Again, is it perfect? Not by a long shot. But you’ve got 25 minutes — perfect isn’t the goal. Solid and workable is the goal.
Make sure when you’re coming up with your topic sentences that you aren’t repeating yourself, either. They should fit together so that they build on top of one another while supporting your overall thesis.
How to prepare yourself for this: Come up with three topic sentences for each of your thesis/evidence combinations from the prior exercises. See if you can read the topic sentences one after another to get the very basic outline of the argument. If you can’t, try to rework the topic sentences until you can.
4. Write the thing
You’ve got your thesis, your evidence, your structure, and now you’ve got to spend the time you have left writing the thing! This should be the step that takes the most time out of your 25 minutes.

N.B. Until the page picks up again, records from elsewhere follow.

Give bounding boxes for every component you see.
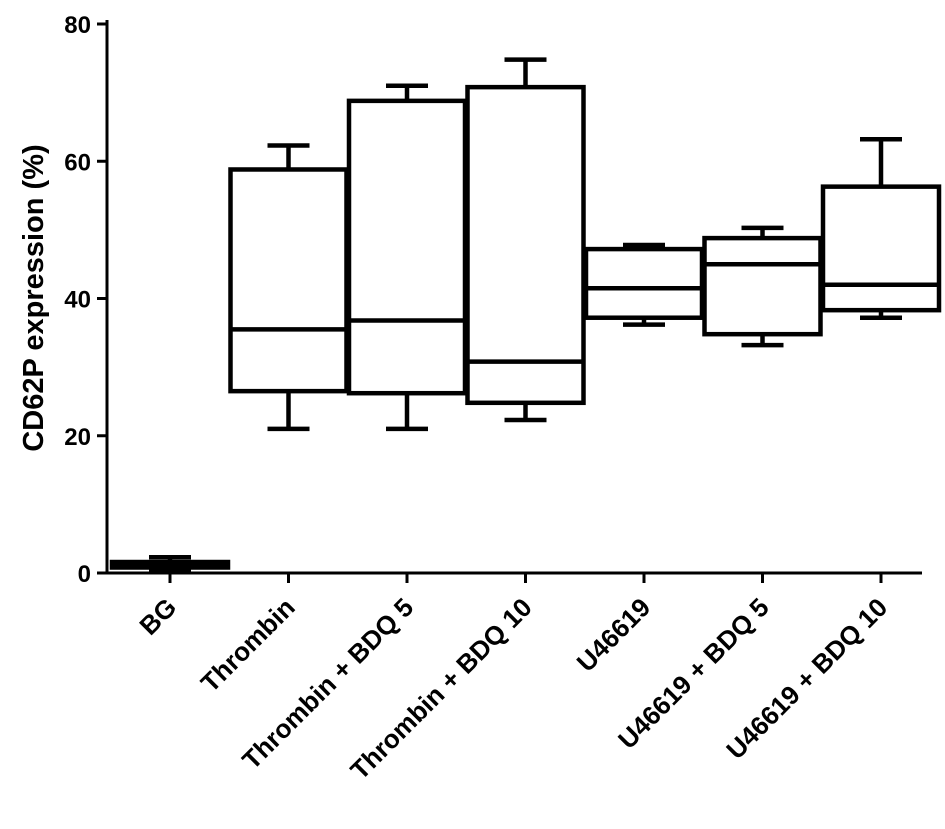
box-series: [109, 57, 942, 572]
iqr-box: [702, 235, 823, 337]
y-tick-label: 20: [64, 424, 91, 451]
box-5: [702, 225, 823, 348]
box-1: [228, 143, 349, 432]
y-axis-title: CD62P expression (%): [18, 144, 50, 451]
iqr-box: [228, 167, 349, 394]
iqr-box: [820, 184, 942, 313]
box-0: [109, 554, 231, 572]
category-label: U46619: [571, 592, 657, 678]
y-axis-ticks: 0 20 40 60 80: [64, 12, 107, 588]
y-tick-label: 80: [64, 12, 91, 39]
category-label: Thrombin: [195, 592, 301, 698]
box-6: [820, 137, 942, 320]
y-tick-label: 0: [78, 561, 91, 588]
iqr-box: [346, 98, 468, 396]
category-label: BG: [133, 592, 182, 641]
iqr-box: [465, 84, 586, 406]
y-tick-label: 60: [64, 149, 91, 176]
box-4: [583, 242, 705, 327]
box-3: [465, 57, 586, 423]
x-axis-ticks: [168, 573, 883, 583]
y-tick-label: 40: [64, 287, 91, 314]
box-2: [346, 83, 468, 432]
iqr-box: [583, 246, 705, 320]
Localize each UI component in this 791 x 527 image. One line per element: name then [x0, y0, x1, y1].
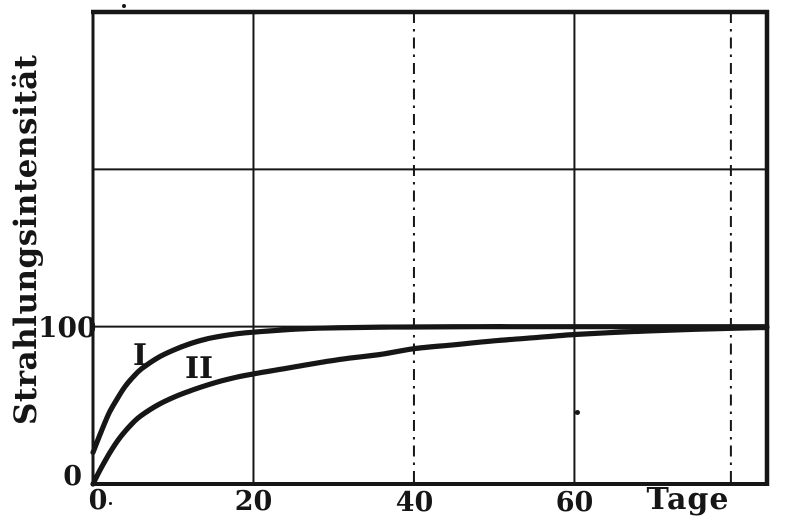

Essentially, you’re filling in the gaps in your structure at this point. You should be:
- Fleshing out your intro paragraph to set up your basic argument and points.
- Fleshing out each of your body paragraphs to fully develop an argument around each topic sentence.
- Forming transition sentences to carry the reader from paragraph to paragraph.
- Finishing out the essay with a conclusion that reminds the reader of the key points and wraps the essay up.
It sounds like more than it actually is. The key emphasis is to make sure that your overall essay is clear, fleshed out, well-supported, and complete.
While writing, pay attention to grammar and spelling, word choice, and sentence structure. Your grammar and spelling need to be accurate as much as possible. Varying your word choice is an oft-cited strategy for further improving your essay. And using differing sentence structure similarly signals your competency with writing.
How to prepare yourself for this: Give yourself 5 minutes to write a single paragraph based on a topic sentence that you’ve already produced. Then go over the paragraph. Does it support its overall argument? Did you work in the evidence? Does it have correct grammar and spelling, good word usage, and varied sentence structure? Try revising it, or try again with a new topic sentence to get better on those vectors.
5. Check it over
This one isn’t a necessary step, but if you have some time at the end of your 25 minute essay writing period, it’s worth keeping in mind. Read over your essay. Look for spelling errors, grammatical mistakes, or places where your handwriting might be illegible, and fix them up wherever possible. If you see any egregious errors, make sure you fix them, too.
Since you only have 25 minutes and your essay is entirely handwritten, you can’t really do any kind of significant or substantial edits. But it’s still worth your time to spend a few minutes reading it over, just to catch any of the issues that might lead to penalties when the essay is being graded.
How to prepare yourself for this: This is much the same process as you did to prepare yourself for writing the full essay. Take some of the paragraphs you’ve previously written and check them over. But to make sure you can do it in the context of the test, only give yourself a couple minutes to read it over and make changes. Try to speed up your read through without glossing over mistakes.